By Betty Abah
November 20 is marked annually as World Children’s Day, the anniversary of adoption of the Convention on the Rights of the Child by the United Nations. It is also a day to create awareness among children, highlight issues around children’s rights and welfare globally.
Amidst the challenges that we face as a nation, the day gives us an opportunity to reflect on the possibilities for the Nigerian child, aka Naija pikin, and to celebrate them.
Aisha Saleh personifies the reality that every child everywhere no matter the circumstances of their birth possesses exceptional potentials and can be a game changer at any level worldwide. What stands before them and greatness mostly is the availability or otherwise of opportunities. Access. Access.
Recently, Aisha who will clock 16 next month, was appointed a Climate Adviser to the United Kingdom-based international child’s rights group, Child Rights International Network (CRIN). She is one of 15 young persons from across the world so appointed. Earlier in the year, she also was selected as one of two children from Nigeria to be featured in ‘Know Your Right’, a soon-to-be-released book written by Amnesty International in collaboration with American actress/celebrity, Angelina Jolie and Professor Geraldine Van Bueren QC, one of the original drafters of the UN Convention on the Rights of the Child. It will feature child activists from across the world. Aisha is also a co-presenter of CEE-HOPE’s maiden children podcast/radio show, ‘Children and COVID-19’ which highlights the often unspoken about impacts of the global pandemic on young people, and presented in their own voices.
Miss Saleh who lost her mother, Zainab at a much younger age, lives with her grandmother after whom she was named, with her only sibling Mohammed, in Monkey Village, Opebi, one of Lagos’ most impoverished informal communities. Owing to her exceptional academic brilliance, she spent four rather than six years at the Opebi Primary School, Lagos, as she earned two double promotions in school. From her first year in primary school to her current SSS 1 class at the Opebi Senior Grammar School, she has consistently topped her class. Aisha, a polyglot, speaks five languages (English, Yoruba, Hausa, Arabic and Egun language), and all five from at about age eight.
Her leadership qualities have also been glaring as she currently serves as coordinator of our Mal and Carol ICT Centre/Youth Hub in her community, is the community librarian and leader of the Girls-Go-for-Greatness (Triple) girl empowerment club in her community, rallying other children and young persons for various activities and causes eg, discouraging parents in her community from getting their daughters into early marriages, and promoting girl education etc. Aisha, a jolly good girl with her trademark gap-toothed smiles, is also the maiden ambassador for our period poverty campaign, the Give-a-Girl-a-Pad project, featuring in our short documentary on same topic, ‘Give Us This Day Our Monthly Pads’ earlier in the year.
Aisha came to limelight last year when she lost a major opportunity to represent Nigeria at the 30th Anniversary celebration of the UN’s Child Rights Convention slated for Geneva, Switzerland November 20, 2019, exactly a year ago.
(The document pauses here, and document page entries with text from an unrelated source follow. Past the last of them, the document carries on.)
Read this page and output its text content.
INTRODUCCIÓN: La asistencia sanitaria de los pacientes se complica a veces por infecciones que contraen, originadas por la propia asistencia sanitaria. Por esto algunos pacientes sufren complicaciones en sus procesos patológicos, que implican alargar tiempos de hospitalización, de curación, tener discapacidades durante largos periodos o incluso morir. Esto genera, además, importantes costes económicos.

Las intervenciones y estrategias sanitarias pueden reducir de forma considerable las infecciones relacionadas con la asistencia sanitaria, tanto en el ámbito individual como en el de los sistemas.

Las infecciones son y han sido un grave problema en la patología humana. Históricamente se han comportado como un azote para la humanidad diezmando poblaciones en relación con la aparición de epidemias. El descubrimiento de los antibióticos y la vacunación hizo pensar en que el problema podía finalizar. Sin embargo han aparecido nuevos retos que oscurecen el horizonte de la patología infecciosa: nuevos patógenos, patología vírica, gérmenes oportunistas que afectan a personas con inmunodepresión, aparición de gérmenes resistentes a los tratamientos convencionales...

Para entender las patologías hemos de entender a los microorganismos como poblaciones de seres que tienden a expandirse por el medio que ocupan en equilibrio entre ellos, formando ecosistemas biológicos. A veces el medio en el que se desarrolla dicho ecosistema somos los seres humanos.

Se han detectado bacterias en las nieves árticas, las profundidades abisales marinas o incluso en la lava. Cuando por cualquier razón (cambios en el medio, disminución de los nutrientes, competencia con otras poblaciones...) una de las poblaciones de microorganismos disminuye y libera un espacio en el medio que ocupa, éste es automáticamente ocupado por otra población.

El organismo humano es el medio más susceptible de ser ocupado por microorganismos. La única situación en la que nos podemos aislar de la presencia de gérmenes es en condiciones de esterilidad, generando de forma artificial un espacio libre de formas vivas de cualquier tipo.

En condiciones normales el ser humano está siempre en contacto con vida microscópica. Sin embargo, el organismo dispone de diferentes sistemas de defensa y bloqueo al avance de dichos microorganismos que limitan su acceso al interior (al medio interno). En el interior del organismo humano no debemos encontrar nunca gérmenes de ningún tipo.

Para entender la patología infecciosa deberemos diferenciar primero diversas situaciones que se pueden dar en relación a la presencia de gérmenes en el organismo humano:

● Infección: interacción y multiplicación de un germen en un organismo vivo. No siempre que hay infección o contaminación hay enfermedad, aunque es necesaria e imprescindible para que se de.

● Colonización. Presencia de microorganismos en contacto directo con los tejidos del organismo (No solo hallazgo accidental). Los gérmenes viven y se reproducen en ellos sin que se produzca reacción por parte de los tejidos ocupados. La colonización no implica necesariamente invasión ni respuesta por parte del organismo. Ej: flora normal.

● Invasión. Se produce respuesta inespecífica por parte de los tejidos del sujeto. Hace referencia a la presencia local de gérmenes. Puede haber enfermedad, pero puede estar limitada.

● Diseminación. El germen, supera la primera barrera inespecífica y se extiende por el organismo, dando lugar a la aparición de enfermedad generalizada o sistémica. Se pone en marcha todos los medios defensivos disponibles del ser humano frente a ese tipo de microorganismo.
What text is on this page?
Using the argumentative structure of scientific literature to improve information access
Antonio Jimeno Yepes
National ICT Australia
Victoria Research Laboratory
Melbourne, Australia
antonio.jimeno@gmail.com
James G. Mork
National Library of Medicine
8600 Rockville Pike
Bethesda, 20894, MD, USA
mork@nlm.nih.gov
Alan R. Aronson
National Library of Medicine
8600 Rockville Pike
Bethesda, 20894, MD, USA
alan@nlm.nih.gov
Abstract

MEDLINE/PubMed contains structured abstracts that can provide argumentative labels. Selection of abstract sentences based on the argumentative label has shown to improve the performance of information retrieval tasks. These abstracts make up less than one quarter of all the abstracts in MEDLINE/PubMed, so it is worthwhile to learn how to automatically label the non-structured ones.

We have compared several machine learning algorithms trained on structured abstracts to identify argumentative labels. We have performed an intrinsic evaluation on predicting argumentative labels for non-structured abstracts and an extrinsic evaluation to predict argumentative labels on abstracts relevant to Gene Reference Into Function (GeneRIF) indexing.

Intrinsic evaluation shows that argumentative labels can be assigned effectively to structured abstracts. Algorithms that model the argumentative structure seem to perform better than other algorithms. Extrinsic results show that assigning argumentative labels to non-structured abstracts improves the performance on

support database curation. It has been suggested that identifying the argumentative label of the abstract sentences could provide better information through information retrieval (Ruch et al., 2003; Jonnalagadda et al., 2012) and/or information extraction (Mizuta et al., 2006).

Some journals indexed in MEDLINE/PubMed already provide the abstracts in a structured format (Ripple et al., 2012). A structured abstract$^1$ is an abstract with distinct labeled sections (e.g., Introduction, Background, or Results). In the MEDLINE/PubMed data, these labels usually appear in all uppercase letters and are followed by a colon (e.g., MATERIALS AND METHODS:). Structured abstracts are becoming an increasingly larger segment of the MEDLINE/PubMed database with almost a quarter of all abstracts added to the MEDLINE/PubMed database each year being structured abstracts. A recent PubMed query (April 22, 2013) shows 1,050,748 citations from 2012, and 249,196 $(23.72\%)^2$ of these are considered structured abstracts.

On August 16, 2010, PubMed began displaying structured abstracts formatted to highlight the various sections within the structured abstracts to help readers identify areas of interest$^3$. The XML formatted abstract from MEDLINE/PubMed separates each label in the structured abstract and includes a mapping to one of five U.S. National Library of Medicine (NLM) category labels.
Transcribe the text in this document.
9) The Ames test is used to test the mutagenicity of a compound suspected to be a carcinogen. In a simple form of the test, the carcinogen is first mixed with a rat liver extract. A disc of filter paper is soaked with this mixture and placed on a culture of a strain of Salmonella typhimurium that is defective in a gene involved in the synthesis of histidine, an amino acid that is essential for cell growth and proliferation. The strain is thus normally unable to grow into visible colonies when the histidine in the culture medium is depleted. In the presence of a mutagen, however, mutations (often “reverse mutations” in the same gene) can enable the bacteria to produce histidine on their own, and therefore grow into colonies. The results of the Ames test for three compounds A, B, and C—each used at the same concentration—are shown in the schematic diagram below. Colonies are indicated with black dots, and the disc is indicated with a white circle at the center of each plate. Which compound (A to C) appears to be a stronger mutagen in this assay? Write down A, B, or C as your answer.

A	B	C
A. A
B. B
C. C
The conference brought together star kids, child activists, celebrities, politicians and other stakeholders from across the world. But officials at the Nigerian Immigration office at Ikoyi, Lagos refused to issue her an international passport as to them poor Aisha, accompanied by her poor dad, Saleh Mohammed, didn’t cut the picture of ones who should be traveling to Switzerland much less being a representative of Nigeria. Even after the presentation of valid documents from their host in Geneva, the sponsor, Amnesty International (whose staff and her dad were to accompany her on the trip), hotel booking, attestation from her school (where her status as a child prodigy is well known), proof of her accomplishments from CEE-HOPE etc, the officials blatantly refused, rather, they set up an ‘investigative committee for a potential child trafficking case’. After much media outrage and intervention from higher authorities, she was issued passport in one day, after three long weeks, but it was too late to obtain a Swiss visa and she missed the golden opportunity. That injustice remains unaddressed by the relevant authorities as we speak.
But Aisha has since wiped her tears and moved on, comforting herself with the faith that more good things would come her way. We are happy that a year after that disappointment, good things are indeed trailing her young and promising life.
Our very deep appreciations go to all who put in a word or two for Aisha and who showed her solidarity and great generosity. Thank you.
Aisha Saleh mirrors the abundance of talents and of potentials domiciled among the young people in the populous, striving and often forgotten poor communities across Nigeria.
Congrats, Aisha, congrats, our striving youngsters. The best is yet to come!